Later, as a young adult in the ’90s, I saw the baton passed to shows like In Living Color and Married with Children. These were different kinds of irreverent, edgier, sharper, louder. In Living Color roasted everyone with joy and precision. Married with Children dismantled the American family fantasy with a shrug and a beer. Nobody was spared, and somehow that made it fair.

Then in the early 2000s came Chappelle’s Show. Dave Chappelle pushed the edge even further: race, class, politics, nothing was off-limits. He made people laugh by making them uncomfortable, and somehow, that discomfort made the truth land harder. The jokes were sharper, but so was the insight.

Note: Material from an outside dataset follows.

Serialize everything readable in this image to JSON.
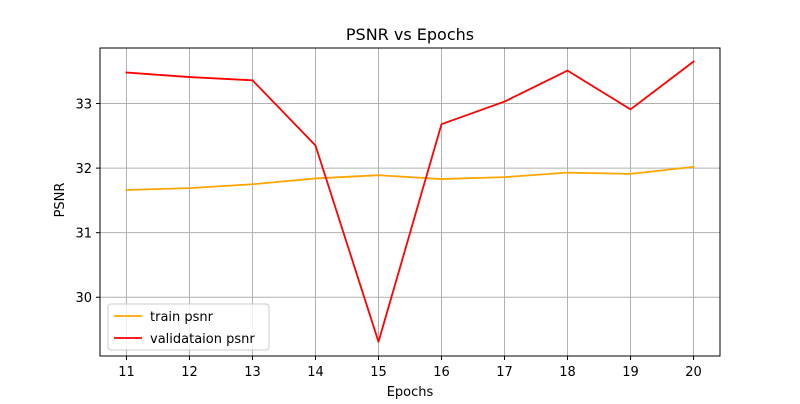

Even as the culture evolved, the humor stayed raw. What changed was the world’s tolerance for it.


The Table Is Still There

Today, that kind of honesty is harder to come by. There’s more fear. More silence. A kind of tiptoeing around difference that looks like respect but often feels like distance.

I get why. We’ve seen how words can hurt. We’ve learned the cost of being careless. But not every awkward moment is oppression. Not every stereotype is hate. Sometimes it’s just the rough collision of people trying to understand each other.

And from that friction, something real begins to grow.

I don’t look back on those early days with pain. I just smile. Sure, the jokes were off, but the friendship was solid. And even when we got each other wrong, we just kept showin’ up.

This is not nostalgia for ignorance. I just miss the room we used to have to mess up without being erased. The space to say something imperfect, get invited to dinner and laugh at each other.

The world’s changed. But the table is still there, waiting for us to sit side by side.